North Painted Hills Road

Nov. 29, 3:41 a.m.

A drunk man yelling at a tree disturbed a northside couple getting ready for bed late one night, a Pima County Sheriff's Department report stated.

The sheriff's deputy first on scene saw a man standing in the street unsteadily yelling "Fuck you!" and other profanities ... clearly addressing a palo verde tree.

The man was too drunk give the officer his name, but he was able to produce an ID before he "began to babble," spontaneously yell, and occasionally "place his hands in the air in surrender." At times he'd try to address the officer's concerns but with "erroneous statements"; then he'd "have outbursts and would yell and curse."

The officer said if he continued to yell, he'd have to be arrested—to which the subject responded, "Fine." He was handcuffed and placed in a patrol vehicle, where he continued to yell and talk to himself, sweating profusely.

A backup officer arrived to interview the reportee (by chance, an off-duty Tucson Police Department cop), who said he and his wife had been preparing for bed when they heard someone outside yelling, "You're fucked!" and other things that were incomprehensible. He said the man had definitely disturbed their peace.

While driving the subject to jail, the first officer read him his Miranda rights and—once the man said he understood—tried to question him about what he'd been doing that night. But the subject would only talk about "cults, clans and (how) his life is in danger, along with (the officer's) life." Throughout the whole ride, he'd threaten to kill the officer and then "would just go into jibberish."
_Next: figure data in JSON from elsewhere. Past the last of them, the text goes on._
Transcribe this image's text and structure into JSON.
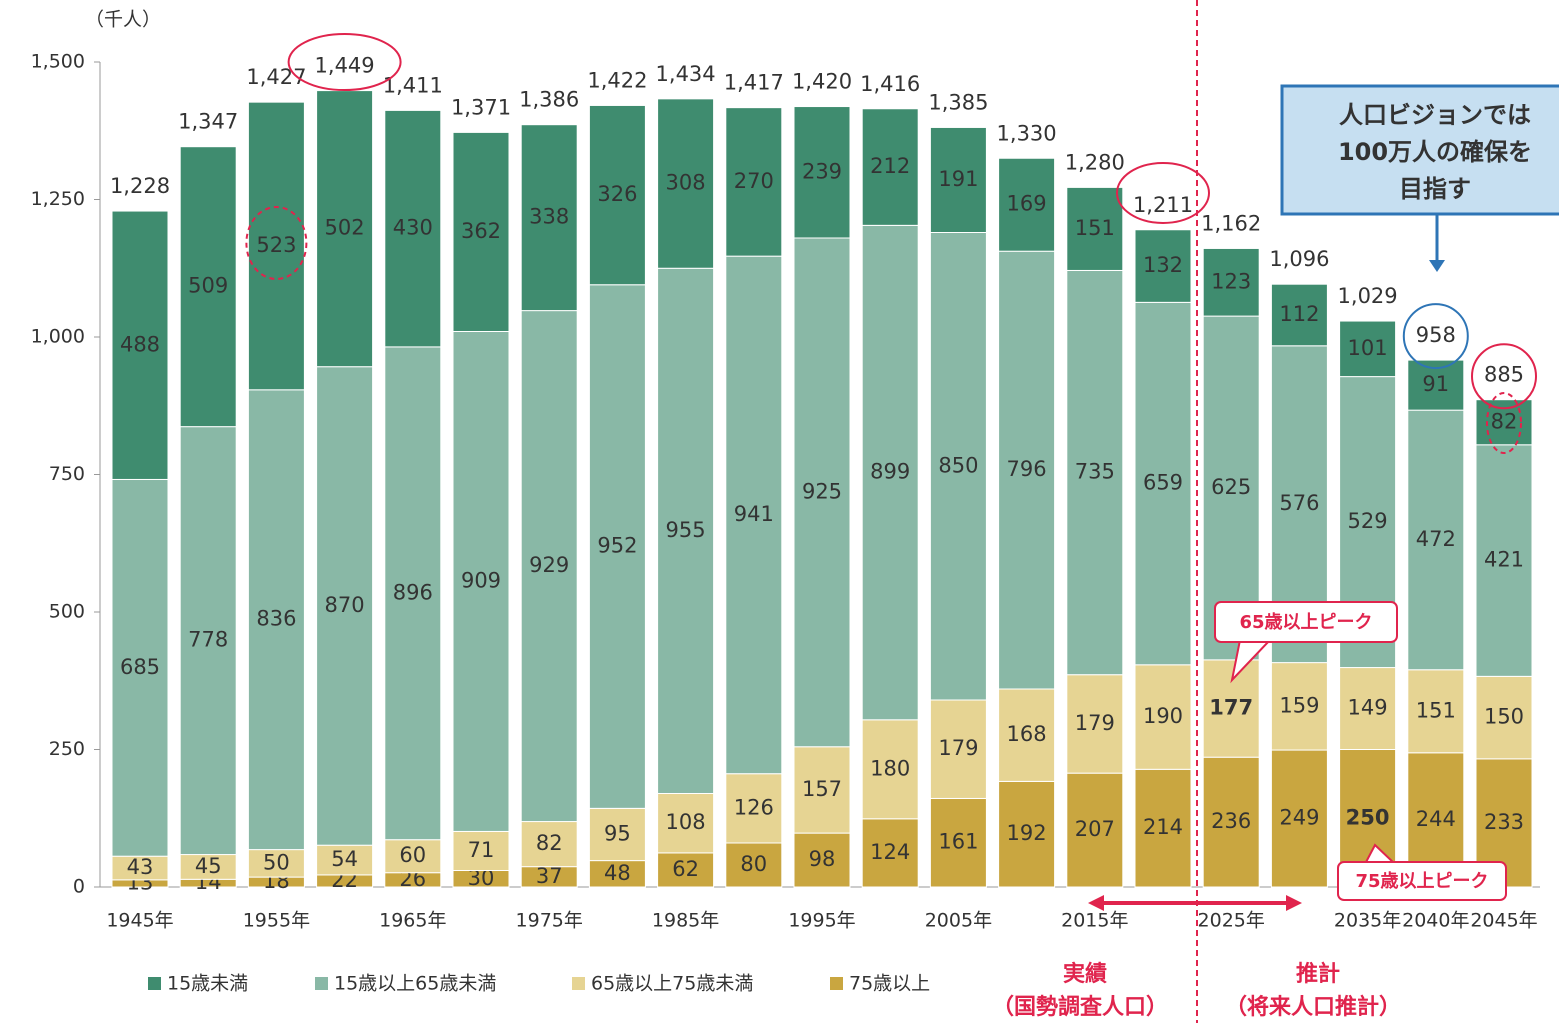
{
  "chart_data": {
    "type": "stacked_bar",
    "unit_label": "（千人）",
    "categories": [
      "1945年",
      null,
      "1955年",
      null,
      "1965年",
      null,
      "1975年",
      null,
      "1985年",
      null,
      "1995年",
      null,
      "2005年",
      null,
      "2015年",
      null,
      "2025年",
      null,
      "2035年",
      "2040年",
      "2045年"
    ],
    "series": [
      {
        "name": "75歳以上",
        "color": "#c9a640",
        "values": [
          13,
          14,
          18,
          22,
          26,
          30,
          37,
          48,
          62,
          80,
          98,
          124,
          161,
          192,
          207,
          214,
          236,
          249,
          250,
          244,
          233
        ]
      },
      {
        "name": "65歳以上75歳未満",
        "color": "#e6d493",
        "values": [
          43,
          45,
          50,
          54,
          60,
          71,
          82,
          95,
          108,
          126,
          157,
          180,
          179,
          168,
          179,
          190,
          177,
          159,
          149,
          151,
          150
        ]
      },
      {
        "name": "15歳以上65歳未満",
        "color": "#89b8a6",
        "values": [
          685,
          778,
          836,
          870,
          896,
          909,
          929,
          952,
          955,
          941,
          925,
          899,
          850,
          796,
          735,
          659,
          625,
          576,
          529,
          472,
          421
        ]
      },
      {
        "name": "15歳未満",
        "color": "#3f8c6f",
        "values": [
          488,
          509,
          523,
          502,
          430,
          362,
          338,
          326,
          308,
          270,
          239,
          212,
          191,
          169,
          151,
          132,
          123,
          112,
          101,
          91,
          82
        ]
      }
    ],
    "totals": {
      "values": [
        1228,
        1347,
        1427,
        1449,
        1411,
        1371,
        1386,
        1422,
        1434,
        1417,
        1420,
        1416,
        1385,
        1330,
        1280,
        1211,
        1162,
        1096,
        1029,
        958,
        885
      ],
      "value_labels": [
        "1,228",
        "1,347",
        "1,427",
        "1,449",
        "1,411",
        "1,371",
        "1,386",
        "1,422",
        "1,434",
        "1,417",
        "1,420",
        "1,416",
        "1,385",
        "1,330",
        "1,280",
        "1,211",
        "1,162",
        "1,096",
        "1,029",
        "958",
        "885"
      ]
    },
    "ylim": [
      0,
      1500
    ],
    "yticks": [
      0,
      250,
      500,
      750,
      {
        "value": 1000,
        "label": "1,000"
      },
      {
        "value": 1250,
        "label": "1,250"
      },
      {
        "value": 1500,
        "label": "1,500"
      }
    ],
    "annotations": {
      "actual": "実績",
      "actual_sub": "（国勢調査人口）",
      "projection": "推計",
      "projection_sub": "（将来人口推計）",
      "peak65": "65歳以上ピーク",
      "peak75": "75歳以上ピーク",
      "vision": [
        "人口ビジョンでは",
        "100万人の確保を",
        "目指す"
      ]
    }
  }
}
The man didn't appear to be homeless—and in fact had a wallet full of his own credit cards—so officers never learned why he'd been on the street at all.

One Tough Customer, One Soft Car

San Xavier District

Nov. 26, 12:14 a.m.

A pissed-off patron possibly "vandalized" the car of a discount-store employee using hair conditioner, according to a PCSD report.

Shortly after midnight a sheriff's deputy drove to a southwest-side Family Dollar to meet with the store's manager, who'd reported someone had keyed her car. She showed the officer her Ford Fusion outside, which he saw was covered in "some type of foamy liquid." Less noticeable but also evident were a few "white scratches" in the paint that reportedly hadn't been there before.

The manager confidently asserted that the "foamy liquid" was hair conditioner, though she didn't say how she knew that. She seemed equally confident in identifying the vandal as "a customer she'd banned from the store," though she likewise didn't explain why she thought so—nor, unfortunately, did she have any security-camera footage documenting the incident.